Accumulation, acceleration and domination. Younis Khan and Azhar Ali shepherded Pakistan to a dominant 304 for 2 on day one of the second Test in Abu Dhabi, where a confounded Australia’s thirst for wickets went almost totally unquenched.
In their quest for a first series victory over Australia in 20 years, Pakistan’s batsmen set down the most ideal platform possible, guided largely by the wonderfully correct and composed Younis, who became the first man to compile three consecutive centuries against Australia in 90 years.
It had seemed difficult to imagine that Australia’s bowlers could look more ineffective than they had done in Dubai, yet the Abu Dhabi surface offered them still less to work with, and the search for skills of spin and reverse swing remained a fruitless one. After Nathan Lyon and Mitchell Johnson struck either side of lunch, Younis and Azhar added an unbeaten 208.
Michael Clarke tried every conceivable field setting, from an array of catchers in front of the wicket on either side of the batsmen, to the rare posting of a man at straight hit, prompting Pakistani queries about the legality of a fielder standing directly behind the bowler.
But the bowlers and fielders alike were rendered mere extras by the orthodoxy of Younis. Azhar offered a half chance to David Warner at slip from the wrist spin of Steven Smith but even that was a worry for Australia – Smith’s turn and bounce is sure to perk up the interest of Yasir Shah. Clarke was reduced to bowling himself by the end, after the day had begun with news that the left-arm spin of Steve O’Keefe had been discarded.
The tour selectors Darren Lehman and Rod Marsh had made two highly aggressive changes to the team that lost by 221 runs in Dubai, dropping Alex Doolan and O’Keefe for Glenn Maxwell and Mitchell Starc.
The daredevil Maxwell is expected to bat at No. 3 after Doolan’s timid effort in the first Test, while Starc was included alongside Mitchell Johnson in the same XI for the first time since January 2013.

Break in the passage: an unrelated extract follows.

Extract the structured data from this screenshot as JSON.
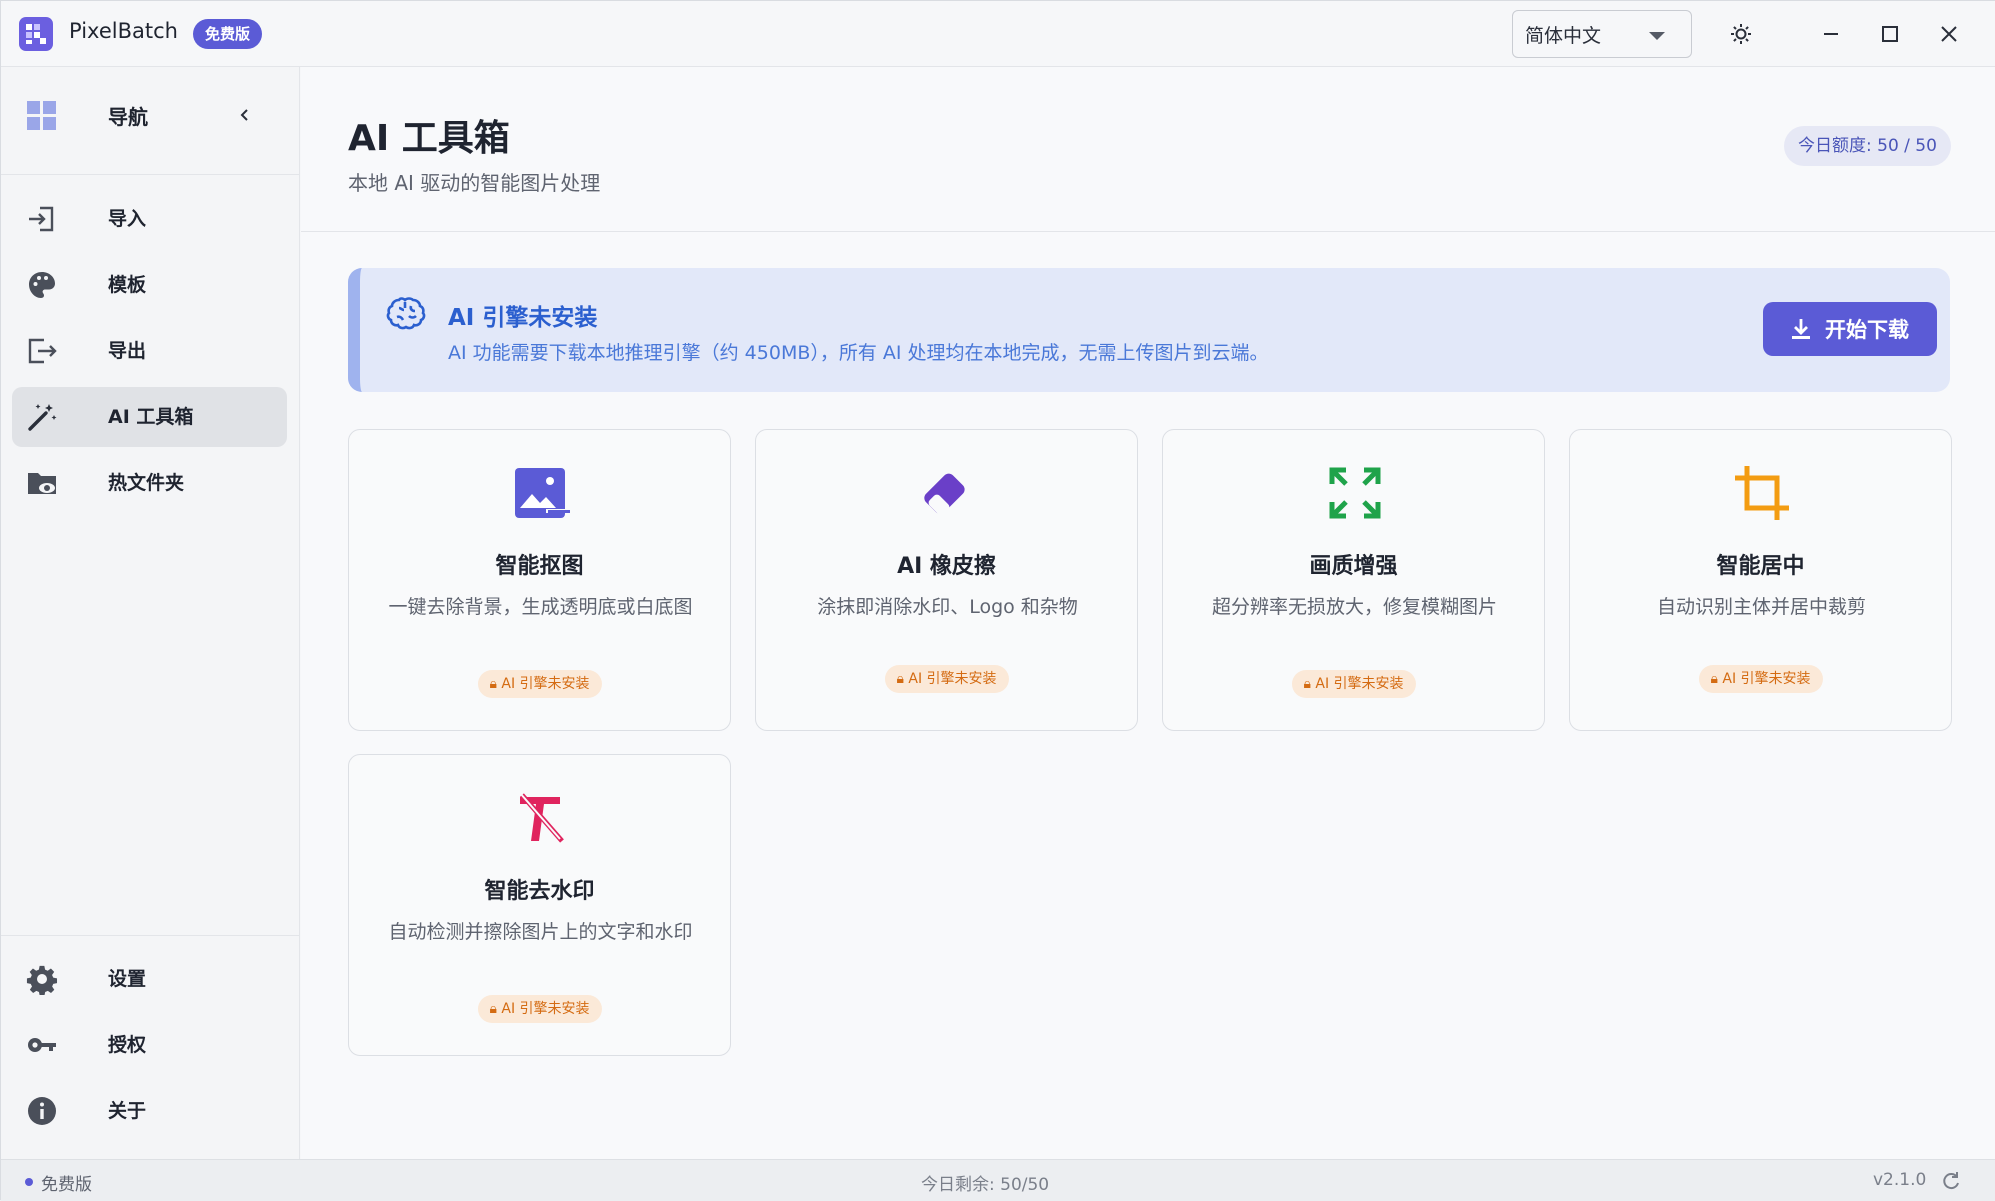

A win or draw in Abu Dhabi would deliver Pakistan their first Test series victory over Australia since a 1-0 home result in 1994, and the early exchanges suggested the second result may appear most likely. The pitch offered even less in the way of bounce or pace than Dubai’s had done, and there was no new ball swing for Mitchell Johnson to exploit.
Mohammad Hafeez and Ahmed Shehzad were thus able to wander along without much urgency or anything in the way of alarms against Johnson, Starc or Peter Siddle, the ball seldom beating the bat and no appeals being raised by the slip cordon.
It took the introduction of Lyon to draw the first significant false strokes of the morning when he was introduced after drinks. Shehzad propped forward to his second ball, which did not spin as expected and the thinnest of edges was missed by Brad Haddin as the batsmen took three.
Missed chances have been an unfortunate recurring theme of Lyon’s Test career, but this one was to prove less costly than others. Shehzad favoured the back foot after his earlier edge, and was pinned on the crease by the last ball of Lyon’s third over for a clear lbw.
Australian relief to have taken one wicket was to be their isolated moment of joy for the session, as Hafeez and Azhar pushed on dourly to lunch. The posting of short covers, mid-ons and mid-offs and even a rare man at straight hit by Clarke said as much about the pitch as the scoreboard.
Hafeez was fluent and collected, and seemed set for a half-century when Johnson angled a delivery past him and extracted a thin edge through to Haddin. Azhar and Younis made very few errors during the balance of the afternoon, and by the interval had set down a fine platform for the day and the match.
Having chosen an extra paceman in heat hovering around 36C all day, Australia’s over rate had been tardy, leaving 38 overs scheduled for a sapping final session. They would bowl only 36 before the umpires deemed the light to be fading, but in that time Younis and Azhar heaped 146 runs with only the slightest hints of trouble.
Younis’ century was reached in a mere 128 balls, summing up the escalation of his technical and mental mastery over the bowlers following his dogged wrestle with them on the first day of the series. Azhar’s took a far more circumspect 223 with only six fours – how Australia must wish for that kind of perseverance in their young batsmen.
Hours before at Cricket Australia’s AGM, the chief executive James Sutherland had confidently predicted an Australian turnaround in Abu Dhabi. It will need to happen quickly.